Not sure what was the intent behind this but here is what happens. You create new Block instance: new Block(…); and an instance of Block class is created. Now it’s constructor is called and the first line in it calls GameObject.Instantiate that creates another instance of Block class but this time no arguments are passed to constructor. As a result new Block produces two instances: one with fields instantiated and the other with fields not instantiated.
When you’re getting "Top = " you are probably referring the second one.

Now that I think about it: perhaps the original intent was that you should use the create method to crate Block isntances but then instead of:

var block1 = new Block();

you should have been doing:

var block1 = Block.create(1,1,1,"red","blue","null","null");

EDIT: I’m not JS guy so not sure but if this was true then create method should have had a return type defined yes? It didn’t.

So try this:

  1. Go back to create method.
  2. In create method make sure you set values of the newly created instance so:
    obj.top = top;
    instead of
    top = top;
  3. Make it so create method returns obj (that’s the Block instance we create using GameObject.Instantiate)
  4. Now when creating Block objects do it like in previous post (var block1 = Block.create(…))

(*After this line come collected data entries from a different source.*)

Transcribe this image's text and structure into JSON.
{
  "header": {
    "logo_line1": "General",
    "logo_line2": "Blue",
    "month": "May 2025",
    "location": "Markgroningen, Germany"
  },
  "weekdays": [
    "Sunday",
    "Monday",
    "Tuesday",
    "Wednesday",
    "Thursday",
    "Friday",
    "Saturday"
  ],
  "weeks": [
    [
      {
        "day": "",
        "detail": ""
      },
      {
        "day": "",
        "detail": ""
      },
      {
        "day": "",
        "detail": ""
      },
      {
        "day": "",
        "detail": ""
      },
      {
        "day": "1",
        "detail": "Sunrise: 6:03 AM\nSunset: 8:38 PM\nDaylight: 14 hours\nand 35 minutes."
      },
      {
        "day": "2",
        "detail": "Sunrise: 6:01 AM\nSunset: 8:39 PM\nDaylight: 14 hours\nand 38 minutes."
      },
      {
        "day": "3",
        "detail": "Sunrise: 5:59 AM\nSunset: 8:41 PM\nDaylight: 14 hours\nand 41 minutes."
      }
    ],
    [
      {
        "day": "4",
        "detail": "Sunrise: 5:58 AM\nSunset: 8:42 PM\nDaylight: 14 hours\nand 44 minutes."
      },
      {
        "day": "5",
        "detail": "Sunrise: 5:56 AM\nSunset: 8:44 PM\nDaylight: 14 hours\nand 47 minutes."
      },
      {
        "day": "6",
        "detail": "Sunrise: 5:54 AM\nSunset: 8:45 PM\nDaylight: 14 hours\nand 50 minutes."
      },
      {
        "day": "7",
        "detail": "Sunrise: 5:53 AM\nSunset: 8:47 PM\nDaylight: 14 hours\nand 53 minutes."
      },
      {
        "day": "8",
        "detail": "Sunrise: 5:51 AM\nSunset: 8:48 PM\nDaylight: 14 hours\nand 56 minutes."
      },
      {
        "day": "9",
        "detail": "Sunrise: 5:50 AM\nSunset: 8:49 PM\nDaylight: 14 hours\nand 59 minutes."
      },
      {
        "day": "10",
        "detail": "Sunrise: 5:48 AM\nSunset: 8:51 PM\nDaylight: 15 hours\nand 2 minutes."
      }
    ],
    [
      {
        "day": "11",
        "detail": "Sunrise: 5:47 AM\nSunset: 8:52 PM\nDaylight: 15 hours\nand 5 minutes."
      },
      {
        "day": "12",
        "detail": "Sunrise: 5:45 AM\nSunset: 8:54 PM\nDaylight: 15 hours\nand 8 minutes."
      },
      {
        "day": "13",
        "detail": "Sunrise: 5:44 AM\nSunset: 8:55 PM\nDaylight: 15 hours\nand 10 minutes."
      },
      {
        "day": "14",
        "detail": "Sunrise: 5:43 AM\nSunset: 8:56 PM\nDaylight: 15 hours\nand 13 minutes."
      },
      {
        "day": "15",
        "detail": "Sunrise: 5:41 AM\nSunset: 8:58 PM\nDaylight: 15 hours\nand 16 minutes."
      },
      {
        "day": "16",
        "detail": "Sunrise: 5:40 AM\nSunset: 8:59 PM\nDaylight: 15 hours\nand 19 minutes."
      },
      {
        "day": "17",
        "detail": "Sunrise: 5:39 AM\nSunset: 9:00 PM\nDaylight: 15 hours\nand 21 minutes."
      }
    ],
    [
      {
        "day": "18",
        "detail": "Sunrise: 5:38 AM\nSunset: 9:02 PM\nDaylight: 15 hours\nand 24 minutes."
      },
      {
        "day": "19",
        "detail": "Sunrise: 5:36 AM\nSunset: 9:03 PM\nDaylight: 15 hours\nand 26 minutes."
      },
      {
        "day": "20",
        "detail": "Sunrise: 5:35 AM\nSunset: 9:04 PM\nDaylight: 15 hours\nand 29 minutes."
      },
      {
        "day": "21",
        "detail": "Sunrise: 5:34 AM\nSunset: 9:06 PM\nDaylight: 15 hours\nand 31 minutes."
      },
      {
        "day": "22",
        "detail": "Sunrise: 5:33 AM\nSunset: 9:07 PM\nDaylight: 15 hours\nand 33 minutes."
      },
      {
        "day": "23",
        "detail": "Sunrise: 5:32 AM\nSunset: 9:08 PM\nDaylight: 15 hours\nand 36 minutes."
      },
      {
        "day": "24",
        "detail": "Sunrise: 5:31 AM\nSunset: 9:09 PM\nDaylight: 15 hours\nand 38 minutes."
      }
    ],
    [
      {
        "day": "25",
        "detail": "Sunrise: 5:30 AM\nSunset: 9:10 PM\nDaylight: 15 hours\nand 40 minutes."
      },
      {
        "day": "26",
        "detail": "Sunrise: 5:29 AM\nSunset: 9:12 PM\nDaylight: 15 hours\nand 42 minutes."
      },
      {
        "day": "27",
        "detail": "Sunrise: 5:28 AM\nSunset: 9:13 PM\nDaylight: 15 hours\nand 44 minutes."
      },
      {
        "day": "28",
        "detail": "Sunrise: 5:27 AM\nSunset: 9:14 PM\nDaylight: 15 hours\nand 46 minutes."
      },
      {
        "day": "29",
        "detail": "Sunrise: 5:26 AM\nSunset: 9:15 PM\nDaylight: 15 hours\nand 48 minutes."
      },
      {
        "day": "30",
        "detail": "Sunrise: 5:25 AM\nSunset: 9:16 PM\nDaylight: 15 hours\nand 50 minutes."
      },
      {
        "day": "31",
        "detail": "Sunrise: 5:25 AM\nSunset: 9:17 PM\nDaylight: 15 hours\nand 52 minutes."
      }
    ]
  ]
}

EDIT: And of course make the create method static

Thanks for all of your help with this. I went away for the weekend and attacked it again today. Probably not perfect but it is now functioning as I expect. :smile:

Block.JS

function create(objID, x, y, t, r, b, l)
    {
    	obj = GameObject.Instantiate(UnityEngine.Resources.Load("Block"), Vector3 (x, y, 0), Quaternion.identity);

				var pepper = "Textures/B" + objID;
 				texture = UnityEngine.Resources.Load(pepper, Texture2D);
				obj.renderer.material.mainTexture = texture;
				obj.GetComponent(Block).objID = objID;
				obj.GetComponent(Block).top = t;
				obj.GetComponent(Block).right = r;
				obj.GetComponent(Block).bottom = b; 
				obj.GetComponent(Block).left = l;
				obj.name = 'block'+objID;

				return obj;
            }

Setup.JS

var block1 = new Block();
var block2 = new Block();
var finish = new Block();
block1.create(1,1,1,"red","blue","null","null");
block2.create(2,0,1,"red","blue","blue","null");

Now to tackle the rest of the project.